Estrogen analogues
by Phil on Mar 28 2008 (3552 Views)The authors of this paper (Chem. Eur. J. 2008, early view) have synthesized a series of new estrogen analogues where the B and C ring of estrone (1) and 17β-estradiol (2) are replaced with a simple alkyne spacer. The steric bulk of the omitted rings is replaced by suitable substitution of the two remaining “A” and “D” rings (phenols 3 and 4).
An overlay of the 3D structures of estrone (1, yellow) and 3 (white, R = 2-Cl, R’ = Me) shows a considerable offset between the corresponding carbonyl groups (O – O distance of 1.67 Å). I also wonder about the rotational flexibility of the linker – the “text-book”-property of steroids is their rigidity, but the new analogues can rotate about the triple bond.

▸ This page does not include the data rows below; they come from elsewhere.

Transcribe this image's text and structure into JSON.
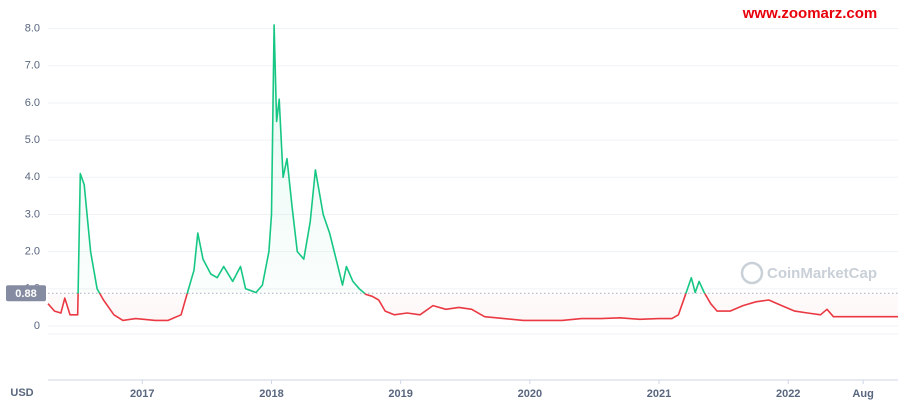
{
  "chart_data": {
    "type": "line",
    "watermark": "www.zoomarz.com",
    "brand": "CoinMarketCap",
    "y_unit": "USD",
    "baseline": 0.88,
    "xlim": [
      2016.27,
      2022.85
    ],
    "xticks": [
      {
        "value": 2017,
        "label": "2017"
      },
      {
        "value": 2018,
        "label": "2018"
      },
      {
        "value": 2019,
        "label": "2019"
      },
      {
        "value": 2020,
        "label": "2020"
      },
      {
        "value": 2021,
        "label": "2021"
      },
      {
        "value": 2022,
        "label": "2022"
      },
      {
        "value": 2022.58,
        "label": "Aug"
      }
    ],
    "ylim": [
      0,
      8.5
    ],
    "yticks": [
      0,
      {
        "value": 1,
        "label": "1.0"
      },
      {
        "value": 2,
        "label": "2.0"
      },
      {
        "value": 3,
        "label": "3.0"
      },
      {
        "value": 4,
        "label": "4.0"
      },
      {
        "value": 5,
        "label": "5.0"
      },
      {
        "value": 6,
        "label": "6.0"
      },
      {
        "value": 7,
        "label": "7.0"
      },
      {
        "value": 8,
        "label": "8.0"
      }
    ],
    "grid": true,
    "colors": {
      "above": "#16c784",
      "below": "#ea3943"
    },
    "x": [
      2016.27,
      2016.32,
      2016.37,
      2016.4,
      2016.44,
      2016.5,
      2016.52,
      2016.55,
      2016.6,
      2016.65,
      2016.7,
      2016.78,
      2016.85,
      2016.95,
      2017.1,
      2017.2,
      2017.3,
      2017.35,
      2017.4,
      2017.43,
      2017.47,
      2017.53,
      2017.58,
      2017.63,
      2017.7,
      2017.76,
      2017.8,
      2017.88,
      2017.93,
      2017.98,
      2018.0,
      2018.02,
      2018.04,
      2018.06,
      2018.09,
      2018.12,
      2018.16,
      2018.2,
      2018.25,
      2018.3,
      2018.34,
      2018.4,
      2018.45,
      2018.5,
      2018.55,
      2018.58,
      2018.63,
      2018.68,
      2018.73,
      2018.78,
      2018.83,
      2018.88,
      2018.95,
      2019.05,
      2019.15,
      2019.25,
      2019.35,
      2019.45,
      2019.55,
      2019.65,
      2019.8,
      2019.95,
      2020.1,
      2020.25,
      2020.4,
      2020.55,
      2020.7,
      2020.85,
      2021.0,
      2021.1,
      2021.15,
      2021.2,
      2021.25,
      2021.28,
      2021.31,
      2021.35,
      2021.4,
      2021.45,
      2021.55,
      2021.65,
      2021.75,
      2021.85,
      2021.95,
      2022.05,
      2022.15,
      2022.25,
      2022.3,
      2022.35,
      2022.45,
      2022.6,
      2022.75,
      2022.85
    ],
    "series": [
      {
        "values": [
          0.6,
          0.4,
          0.35,
          0.75,
          0.3,
          0.3,
          4.1,
          3.8,
          2.0,
          1.0,
          0.7,
          0.3,
          0.15,
          0.2,
          0.15,
          0.15,
          0.3,
          0.9,
          1.5,
          2.5,
          1.8,
          1.4,
          1.3,
          1.6,
          1.2,
          1.6,
          1.0,
          0.9,
          1.1,
          2.0,
          3.0,
          8.1,
          5.5,
          6.1,
          4.0,
          4.5,
          3.2,
          2.0,
          1.8,
          2.8,
          4.2,
          3.0,
          2.5,
          1.8,
          1.1,
          1.6,
          1.2,
          1.0,
          0.85,
          0.8,
          0.7,
          0.4,
          0.3,
          0.35,
          0.3,
          0.55,
          0.45,
          0.5,
          0.45,
          0.25,
          0.2,
          0.15,
          0.15,
          0.15,
          0.2,
          0.2,
          0.22,
          0.18,
          0.2,
          0.2,
          0.3,
          0.8,
          1.3,
          0.9,
          1.2,
          0.9,
          0.6,
          0.4,
          0.4,
          0.55,
          0.65,
          0.7,
          0.55,
          0.4,
          0.35,
          0.3,
          0.45,
          0.25,
          0.25,
          0.25,
          0.25,
          0.25
        ]
      }
    ]
  }
}
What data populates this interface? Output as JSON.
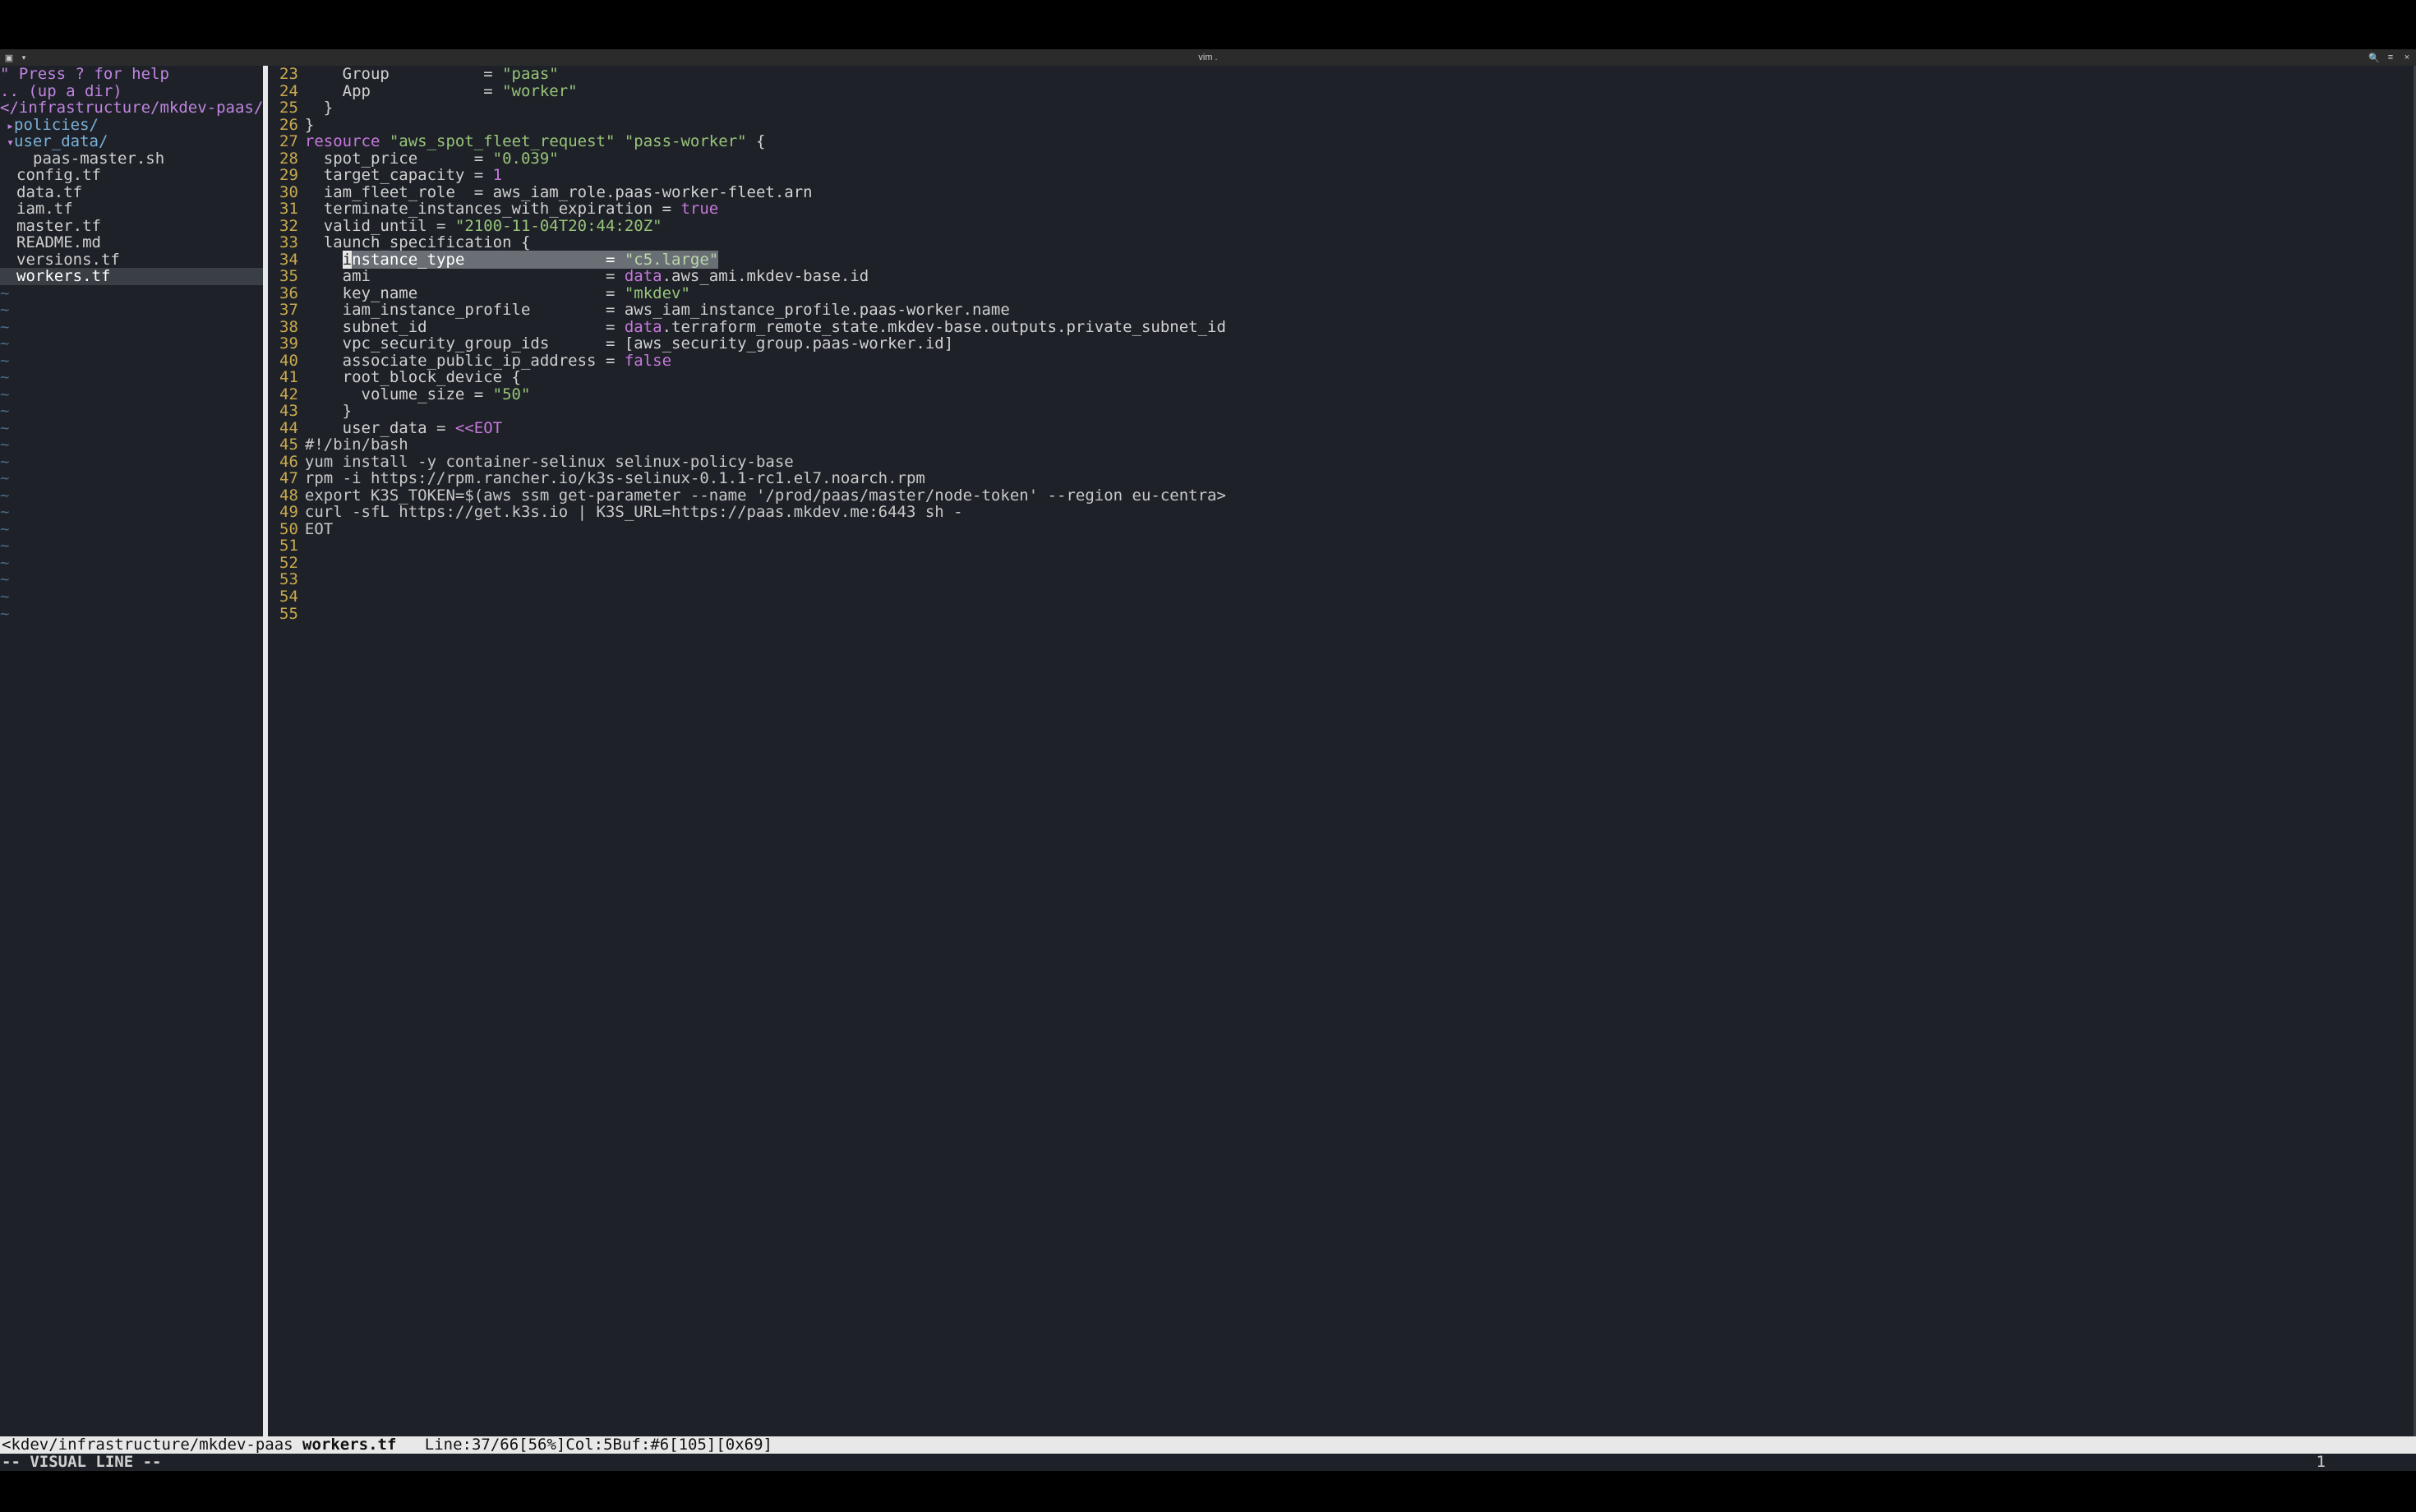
{
  "window": {
    "title": "vim ."
  },
  "tree": {
    "help": "\" Press ? for help",
    "blank": "",
    "updir": ".. (up a dir)",
    "path": "</infrastructure/mkdev-paas/",
    "items": [
      {
        "type": "dir",
        "label": "policies/",
        "state": "closed",
        "indent": 1
      },
      {
        "type": "dir",
        "label": "user_data/",
        "state": "open",
        "indent": 1
      },
      {
        "type": "file",
        "label": "paas-master.sh",
        "indent": 2
      },
      {
        "type": "file",
        "label": "config.tf",
        "indent": 1
      },
      {
        "type": "file",
        "label": "data.tf",
        "indent": 1
      },
      {
        "type": "file",
        "label": "iam.tf",
        "indent": 1
      },
      {
        "type": "file",
        "label": "master.tf",
        "indent": 1
      },
      {
        "type": "file",
        "label": "README.md",
        "indent": 1
      },
      {
        "type": "file",
        "label": "versions.tf",
        "indent": 1
      },
      {
        "type": "file",
        "label": "workers.tf",
        "indent": 1,
        "selected": true
      }
    ]
  },
  "editor": {
    "first_line": 23,
    "highlighted_line": 37,
    "lines": {
      "23": "    Group          = \"paas\"",
      "24": "    App            = \"worker\"",
      "25": "  }",
      "26": "}",
      "27": "",
      "28": "resource \"aws_spot_fleet_request\" \"pass-worker\" {",
      "29": "  spot_price      = \"0.039\"",
      "30": "  target_capacity = 1",
      "31": "  iam_fleet_role  = aws_iam_role.paas-worker-fleet.arn",
      "32": "  terminate_instances_with_expiration = true",
      "33": "",
      "34": "  valid_until = \"2100-11-04T20:44:20Z\"",
      "35": "",
      "36": "  launch_specification {",
      "37": "    instance_type               = \"c5.large\"",
      "38": "    ami                         = data.aws_ami.mkdev-base.id",
      "39": "    key_name                    = \"mkdev\"",
      "40": "    iam_instance_profile        = aws_iam_instance_profile.paas-worker.name",
      "41": "    subnet_id                   = data.terraform_remote_state.mkdev-base.outputs.private_subnet_id",
      "42": "    vpc_security_group_ids      = [aws_security_group.paas-worker.id]",
      "43": "    associate_public_ip_address = false",
      "44": "",
      "45": "    root_block_device {",
      "46": "      volume_size = \"50\"",
      "47": "    }",
      "48": "",
      "49": "    user_data = <<EOT",
      "50": "#!/bin/bash",
      "51": "yum install -y container-selinux selinux-policy-base",
      "52": "rpm -i https://rpm.rancher.io/k3s-selinux-0.1.1-rc1.el7.noarch.rpm",
      "53": "export K3S_TOKEN=$(aws ssm get-parameter --name '/prod/paas/master/node-token' --region eu-centra>",
      "54": "curl -sfL https://get.k3s.io | K3S_URL=https://paas.mkdev.me:6443 sh -",
      "55": "EOT"
    }
  },
  "status": {
    "path": "<kdev/infrastructure/mkdev-paas ",
    "filename": "workers.tf",
    "info": "   Line:37/66[56%]Col:5Buf:#6[105][0x69]"
  },
  "mode": {
    "text": "-- VISUAL LINE --",
    "count": "1"
  },
  "colors": {
    "bg": "#1e2228",
    "gutter": "#c9a94f",
    "keyword": "#c678dd",
    "string": "#98c379",
    "text": "#d0d0d0",
    "status_bg": "#e8e8e8",
    "highlight_bg": "#6a6f76",
    "tree_dir": "#7bb0d8",
    "tree_path": "#c084e0"
  }
}
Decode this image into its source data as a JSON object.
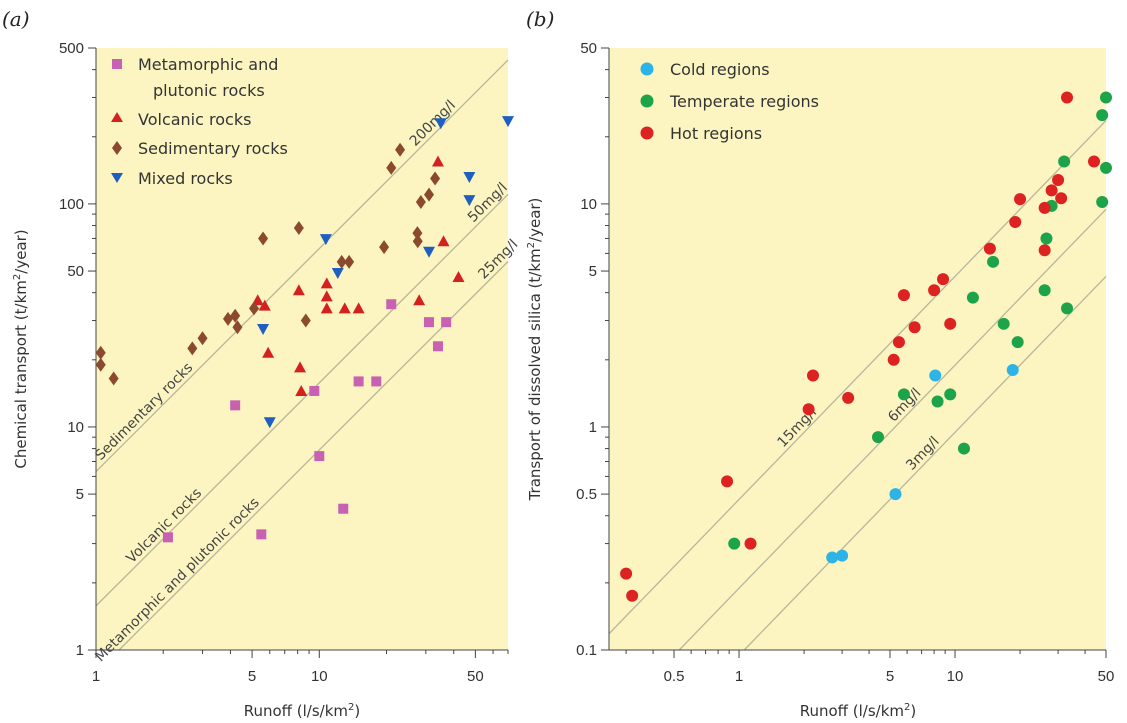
{
  "chart_data": [
    {
      "type": "scatter",
      "panel_label": "(a)",
      "xlabel": "Runoff (l/s/km²)",
      "ylabel": "Chemical transport (t/km²/year)",
      "xscale": "log",
      "yscale": "log",
      "xlim": [
        1,
        70
      ],
      "ylim": [
        1,
        500
      ],
      "xticks": [
        1,
        5,
        10,
        50
      ],
      "yticks": [
        1,
        5,
        10,
        50,
        100,
        500
      ],
      "legend_position": "top-left",
      "background": "#fcf5c1",
      "series": [
        {
          "name": "Metamorphic and plutonic rocks",
          "marker": "square",
          "color": "#c861b2",
          "points": [
            [
              2.1,
              3.2
            ],
            [
              4.2,
              12.5
            ],
            [
              5.5,
              3.3
            ],
            [
              9.5,
              14.5
            ],
            [
              10,
              7.4
            ],
            [
              12.8,
              4.3
            ],
            [
              15,
              16
            ],
            [
              18,
              16
            ],
            [
              21,
              35.5
            ],
            [
              31,
              29.5
            ],
            [
              34,
              23
            ],
            [
              37,
              29.5
            ]
          ]
        },
        {
          "name": "Volcanic rocks",
          "marker": "triangle-up",
          "color": "#d32121",
          "points": [
            [
              5.3,
              37
            ],
            [
              5.7,
              35
            ],
            [
              5.9,
              21.5
            ],
            [
              8.1,
              41
            ],
            [
              8.2,
              18.5
            ],
            [
              8.3,
              14.5
            ],
            [
              10.8,
              44
            ],
            [
              10.8,
              38.5
            ],
            [
              10.8,
              34
            ],
            [
              13,
              34
            ],
            [
              15,
              34
            ],
            [
              28,
              37
            ],
            [
              34,
              155
            ],
            [
              36,
              68
            ],
            [
              42,
              47
            ]
          ]
        },
        {
          "name": "Sedimentary rocks",
          "marker": "diamond",
          "color": "#8b4a2d",
          "points": [
            [
              1.05,
              21.5
            ],
            [
              1.05,
              19
            ],
            [
              1.2,
              16.5
            ],
            [
              2.7,
              22.5
            ],
            [
              3,
              25
            ],
            [
              3.9,
              30.5
            ],
            [
              4.2,
              31.5
            ],
            [
              4.3,
              28
            ],
            [
              5.1,
              34
            ],
            [
              5.6,
              70
            ],
            [
              8.1,
              78
            ],
            [
              8.7,
              30
            ],
            [
              12.6,
              55
            ],
            [
              13.6,
              55
            ],
            [
              19.5,
              64
            ],
            [
              21,
              145
            ],
            [
              23,
              175
            ],
            [
              27.5,
              74
            ],
            [
              27.6,
              68
            ],
            [
              28.5,
              102
            ],
            [
              31,
              110
            ],
            [
              33,
              130
            ]
          ]
        },
        {
          "name": "Mixed rocks",
          "marker": "triangle-down",
          "color": "#1f5fc1",
          "points": [
            [
              5.6,
              27.5
            ],
            [
              6,
              10.5
            ],
            [
              10.7,
              69.5
            ],
            [
              12.1,
              49
            ],
            [
              31,
              61
            ],
            [
              35,
              230
            ],
            [
              47,
              132
            ],
            [
              47,
              104
            ],
            [
              70,
              235
            ]
          ]
        }
      ],
      "reference_lines": [
        {
          "label": "200mg/l",
          "concentration_mg_per_l": 200
        },
        {
          "label": "50mg/l",
          "concentration_mg_per_l": 50
        },
        {
          "label": "25mg/l",
          "concentration_mg_per_l": 25
        }
      ],
      "annotations": [
        "Sedimentary rocks",
        "Volcanic rocks",
        "Metamorphic and plutonic rocks"
      ]
    },
    {
      "type": "scatter",
      "panel_label": "(b)",
      "xlabel": "Runoff (l/s/km²)",
      "ylabel": "Transport of dissolved silica (t/km²/year)",
      "xscale": "log",
      "yscale": "log",
      "xlim": [
        0.25,
        50
      ],
      "ylim": [
        0.1,
        50
      ],
      "xticks": [
        0.5,
        1,
        5,
        10,
        50
      ],
      "yticks": [
        0.1,
        0.5,
        1,
        5,
        10,
        50
      ],
      "legend_position": "top-left",
      "background": "#fcf5c1",
      "series": [
        {
          "name": "Cold regions",
          "marker": "circle",
          "color": "#2db3e6",
          "points": [
            [
              2.7,
              0.26
            ],
            [
              3.0,
              0.265
            ],
            [
              5.3,
              0.5
            ],
            [
              8.1,
              1.7
            ],
            [
              18.5,
              1.8
            ]
          ]
        },
        {
          "name": "Temperate regions",
          "marker": "circle",
          "color": "#1da34a",
          "points": [
            [
              0.95,
              0.3
            ],
            [
              4.4,
              0.9
            ],
            [
              5.8,
              1.4
            ],
            [
              8.3,
              1.3
            ],
            [
              9.5,
              1.4
            ],
            [
              11,
              0.8
            ],
            [
              12.1,
              3.8
            ],
            [
              15,
              5.5
            ],
            [
              16.8,
              2.9
            ],
            [
              19.5,
              2.4
            ],
            [
              26,
              4.1
            ],
            [
              26.5,
              7.0
            ],
            [
              28,
              9.8
            ],
            [
              32,
              15.5
            ],
            [
              33,
              3.4
            ],
            [
              48,
              25
            ],
            [
              48,
              10.2
            ],
            [
              50,
              30
            ],
            [
              50,
              14.5
            ]
          ]
        },
        {
          "name": "Hot regions",
          "marker": "circle",
          "color": "#dd2222",
          "points": [
            [
              0.3,
              0.22
            ],
            [
              0.32,
              0.175
            ],
            [
              0.88,
              0.57
            ],
            [
              1.13,
              0.3
            ],
            [
              2.1,
              1.2
            ],
            [
              2.2,
              1.7
            ],
            [
              3.2,
              1.35
            ],
            [
              5.2,
              2.0
            ],
            [
              5.5,
              2.4
            ],
            [
              5.8,
              3.9
            ],
            [
              6.5,
              2.8
            ],
            [
              8,
              4.1
            ],
            [
              8.8,
              4.6
            ],
            [
              9.5,
              2.9
            ],
            [
              14.5,
              6.3
            ],
            [
              19,
              8.3
            ],
            [
              20,
              10.5
            ],
            [
              26,
              9.6
            ],
            [
              26,
              6.2
            ],
            [
              28,
              11.5
            ],
            [
              30,
              12.8
            ],
            [
              31,
              10.6
            ],
            [
              33,
              30
            ],
            [
              44,
              15.5
            ]
          ]
        }
      ],
      "reference_lines": [
        {
          "label": "15mg/l",
          "concentration_mg_per_l": 15
        },
        {
          "label": "6mg/l",
          "concentration_mg_per_l": 6
        },
        {
          "label": "3mg/l",
          "concentration_mg_per_l": 3
        }
      ]
    }
  ],
  "axis_text": {
    "a_ylabel_main": "Chemical transport (t/km",
    "a_ylabel_sup": "2",
    "a_ylabel_end": "/year)",
    "b_ylabel_main": "Transport of dissolved silica (t/km",
    "b_ylabel_sup": "2",
    "b_ylabel_end": "/year)",
    "xlabel_main": "Runoff (l/s/km",
    "xlabel_sup": "2",
    "xlabel_end": ")"
  },
  "legend_a": [
    "Metamorphic and",
    "plutonic rocks",
    "Volcanic rocks",
    "Sedimentary rocks",
    "Mixed rocks"
  ],
  "legend_b": [
    "Cold regions",
    "Temperate regions",
    "Hot regions"
  ]
}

The biological properties of these new compounds have not yet been measured. I wonder if they will be comparable to estrogens. If this radical structural simplification still yields bioactive compounds, this will be a remarkable achievement. On the other hand, flexibility always has an entropic cost when the molecules bind to their target, so I don’t expect the activities to be too high. Also, the new class of compounds is probably less selective than the original estrogens. But this is all speculation as long as the biology hasn’t been done.
The analogues not being rigid may actually be advantageous. Since there isn’t 100% overlap in the structure, being able to rotate may supply that extra wiggle room needed for biological acivity.
True, but a simple rotation won’t do in this case. Something like a parallel shift is necessary, which would involve serious bending of the acetylene.